Oleh :  M. Shoim Anwar



 

 

 




Lihatlah

sebuah panggung di negeri sandiwara

ketika ada Ulama Durna ngesot ke istana

menjilat pantat raja agar diberi jatah remah-remah

maka kekuasaan menjadi sangat pongah

memesan potongan-potongan ayat untuk diplintir sekenanya

agar segala tingkah polah dianggap absah

 

Lihatlah

ketika Ulama Durna ngesot ke istana

menyerahkan marwah yang dulu diembannya

Sengkuni dan para pengikutnya di luar sana

bertingkah sok gagah berlindung di ketiak penguasa

menunggang banteng bermata merah

mengacungkan arit sebagai senjata

memukulkan palu memvonis orang-orang ke penjara

 

Lihatlah

ketika Ulama Durna berdagang mantra berbusa-busa

adakah ia hendak menyulut api baratayuda

para pengikutnya mabuk ke lembah-lembah

tatanan yang dulu dicipta oleh para pemula

porak poranda dijajah tipu daya

oh tahta dunia yang fana

para begundal mengaku dewa-dewa

sambil menuding ke arah kawula

seakan isi dunia hendak diuntal mentah-mentah

 

Lihatlah

ketika Ulama Durna ngesot ke istana

pada akhir perebutan tahta di padang kurusetra

ia diumpankan raja ke medan laga

terhenyaklah saat terkabar berita

anak hasil perzinahannya dengan satwa

telah gugur mendahului di depan sana

Ulama Durna bagai kehilangan seluruh belulangnya

ia menunduk di atas tanah

riwayatnya pun berakhir sudah

kepalanya terpenggal karena terpedaya

menebus karmanya saat baratayuda

                                         Desember 2020 

Kritik dan Esai Puisi “Ulama Durna Ngesot ke Istana

Puisi diatas adalah karya sastrawan sekaligus dosen yang bernama M Shoim Anwar, Shoim Anwar telah banyak membuat karya puisi, novel, dan cerpen. salah satu puisi beliau adalah puisi Ulama Durna Ngesot ke Istana.
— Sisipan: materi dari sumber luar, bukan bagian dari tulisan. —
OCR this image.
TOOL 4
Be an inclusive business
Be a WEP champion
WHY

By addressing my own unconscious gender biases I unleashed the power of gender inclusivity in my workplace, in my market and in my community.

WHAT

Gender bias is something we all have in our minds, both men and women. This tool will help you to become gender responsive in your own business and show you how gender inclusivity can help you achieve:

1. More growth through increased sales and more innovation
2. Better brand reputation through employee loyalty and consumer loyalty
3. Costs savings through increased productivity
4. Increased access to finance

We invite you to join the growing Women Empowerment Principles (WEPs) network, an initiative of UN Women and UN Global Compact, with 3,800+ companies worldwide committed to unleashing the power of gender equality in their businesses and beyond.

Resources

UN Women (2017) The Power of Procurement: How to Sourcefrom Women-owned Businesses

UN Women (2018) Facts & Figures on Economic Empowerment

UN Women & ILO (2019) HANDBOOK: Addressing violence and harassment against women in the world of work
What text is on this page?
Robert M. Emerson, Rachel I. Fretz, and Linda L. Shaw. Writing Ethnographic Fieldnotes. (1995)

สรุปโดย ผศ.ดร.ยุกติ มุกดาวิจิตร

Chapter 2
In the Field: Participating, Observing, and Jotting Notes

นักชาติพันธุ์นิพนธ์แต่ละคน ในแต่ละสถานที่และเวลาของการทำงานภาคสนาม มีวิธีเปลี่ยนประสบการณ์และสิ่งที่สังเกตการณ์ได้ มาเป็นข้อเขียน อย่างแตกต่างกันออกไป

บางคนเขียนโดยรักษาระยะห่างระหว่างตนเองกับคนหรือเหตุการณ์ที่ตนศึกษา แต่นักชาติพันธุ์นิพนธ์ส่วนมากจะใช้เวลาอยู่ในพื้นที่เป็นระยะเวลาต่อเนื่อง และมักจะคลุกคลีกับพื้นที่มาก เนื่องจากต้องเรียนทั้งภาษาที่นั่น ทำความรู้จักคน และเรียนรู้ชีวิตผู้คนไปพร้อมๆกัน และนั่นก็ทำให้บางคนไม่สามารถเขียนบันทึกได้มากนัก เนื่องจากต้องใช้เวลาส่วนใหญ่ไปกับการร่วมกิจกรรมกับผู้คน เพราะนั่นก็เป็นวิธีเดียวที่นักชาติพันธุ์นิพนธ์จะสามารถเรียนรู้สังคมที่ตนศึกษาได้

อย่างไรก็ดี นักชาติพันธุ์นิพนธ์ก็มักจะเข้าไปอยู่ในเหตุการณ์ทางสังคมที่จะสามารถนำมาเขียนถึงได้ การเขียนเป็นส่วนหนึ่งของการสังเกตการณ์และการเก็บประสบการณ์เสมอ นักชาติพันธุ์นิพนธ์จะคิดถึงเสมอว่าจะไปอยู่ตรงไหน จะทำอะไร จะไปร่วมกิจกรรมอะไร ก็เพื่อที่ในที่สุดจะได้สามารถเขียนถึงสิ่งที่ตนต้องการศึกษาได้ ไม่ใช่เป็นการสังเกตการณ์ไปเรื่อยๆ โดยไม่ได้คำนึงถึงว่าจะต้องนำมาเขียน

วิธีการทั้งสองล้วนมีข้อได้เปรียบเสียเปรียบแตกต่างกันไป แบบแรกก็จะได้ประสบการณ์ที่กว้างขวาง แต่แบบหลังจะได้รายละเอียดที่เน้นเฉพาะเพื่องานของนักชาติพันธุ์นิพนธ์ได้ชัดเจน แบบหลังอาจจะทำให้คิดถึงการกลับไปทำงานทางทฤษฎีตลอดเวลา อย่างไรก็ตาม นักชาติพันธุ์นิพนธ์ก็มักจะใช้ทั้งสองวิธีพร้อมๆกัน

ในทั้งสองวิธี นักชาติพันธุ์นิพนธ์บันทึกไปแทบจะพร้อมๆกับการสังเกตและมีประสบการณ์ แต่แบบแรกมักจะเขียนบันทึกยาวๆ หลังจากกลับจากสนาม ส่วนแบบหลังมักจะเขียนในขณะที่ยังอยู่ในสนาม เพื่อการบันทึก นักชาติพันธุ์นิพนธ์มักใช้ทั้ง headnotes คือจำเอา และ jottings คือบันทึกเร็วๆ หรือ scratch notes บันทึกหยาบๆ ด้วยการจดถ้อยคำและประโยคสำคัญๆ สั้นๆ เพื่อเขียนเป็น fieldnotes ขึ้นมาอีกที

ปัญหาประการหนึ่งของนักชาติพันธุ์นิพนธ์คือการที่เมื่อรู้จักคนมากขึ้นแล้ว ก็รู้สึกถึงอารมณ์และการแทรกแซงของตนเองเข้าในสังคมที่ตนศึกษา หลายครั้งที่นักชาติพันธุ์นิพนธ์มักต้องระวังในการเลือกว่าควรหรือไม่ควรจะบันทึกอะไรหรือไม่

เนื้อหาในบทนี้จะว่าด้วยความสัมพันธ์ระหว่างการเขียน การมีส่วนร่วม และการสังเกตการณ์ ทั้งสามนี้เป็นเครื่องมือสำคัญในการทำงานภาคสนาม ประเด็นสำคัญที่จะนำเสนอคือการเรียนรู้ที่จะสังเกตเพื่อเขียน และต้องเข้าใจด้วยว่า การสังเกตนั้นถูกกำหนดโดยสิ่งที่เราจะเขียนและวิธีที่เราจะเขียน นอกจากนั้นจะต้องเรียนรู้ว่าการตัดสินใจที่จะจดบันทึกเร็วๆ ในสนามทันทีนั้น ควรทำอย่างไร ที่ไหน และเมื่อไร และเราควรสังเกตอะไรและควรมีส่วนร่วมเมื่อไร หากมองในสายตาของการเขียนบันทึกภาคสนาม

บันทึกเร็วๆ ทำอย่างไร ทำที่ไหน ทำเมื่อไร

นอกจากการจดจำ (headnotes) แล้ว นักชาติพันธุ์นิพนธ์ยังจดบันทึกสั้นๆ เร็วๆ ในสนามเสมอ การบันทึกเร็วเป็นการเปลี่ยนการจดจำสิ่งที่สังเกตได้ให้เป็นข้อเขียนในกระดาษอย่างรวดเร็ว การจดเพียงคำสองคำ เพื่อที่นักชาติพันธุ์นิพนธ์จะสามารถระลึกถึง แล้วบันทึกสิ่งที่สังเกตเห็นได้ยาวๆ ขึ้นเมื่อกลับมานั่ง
Durna diangkat menjadi resi ketika Bisma telah gugur. Durna digambarkan tokoh yang sombong dan hidup dalam rasa dendam. Durna sering memandang orang hanya dari jabatan, kekayaan, dan pangkat. REsi durna menyayangi arjuna yang merupakan salah satu pandawa akan tetapi durna tetap lebih cinta kepada putranya yaitu Aswatama.


Lihatlah

sebuah panggung di negeri sandiwara

ketika ada Ulama Durna ngesot ke istana

menjilat pantat raja agar diberi jatah remah-remah

maka kekuasaan menjadi sangat pongah

memesan potongan-potongan ayat untuk diplintir sekenanya

agar segala tingkah polah dianggap absah


Puisi diatas menggambarkan bahwa kedekatan yang terjalin antara murid dan gurunya , menggambarkan seorang yang dianggap mumpuni dalam hal spiritual lebih memilih menjilat seorang penguasa agar mendapatkan harta, kedudukan, dan kekayaan. penindasan dan menghukum kaum lemah merupakan jalan polah laku mereka.


Lihatlah

ketika Ulama Durna ngesot ke istana

menyerahkan marwah yang dulu diembannya

Sengkuni dan para pengikutnya di luar sana

bertingkah sok gagah berlindung di ketiak penguasa

menunggang banteng bermata merah

mengacungkan arit sebagai senjata

memukulkan palu memvonis orang-orang ke penjara


    Dalam ketakutan mereka, mereka hnay berani berlindung di atas kekuatan istana dan tidak mau mngekui kesalahan meskipun telah menindas dan berbuat jahat terhadap orang-orang yang tidak bersalah.


Lihatlah

ketika Ulama Durna berdagang mantra berbusa-busa

adakah ia hendak menyulut api baratayuda

para pengikutnya mabuk ke lembah-lembah

tatanan yang dulu dicipta oleh para pemula

porak poranda dijajah tipu daya

oh tahta dunia yang fana

para begundal mengaku dewa-dewa

sambil menuding ke arah kawula

seakan isi dunia hendak diuntal mentah-mentah


Durna dianggap tidak pantas untuk berteman dengan raja, durna hanya dimanfaatkan untuk kepentingan istana. mereka hanya ingin menang sendiri dan tidak mau mengakui kesalahan mereka. durna memiliki karakter yang arogan dan ingin menangnya sendiri. 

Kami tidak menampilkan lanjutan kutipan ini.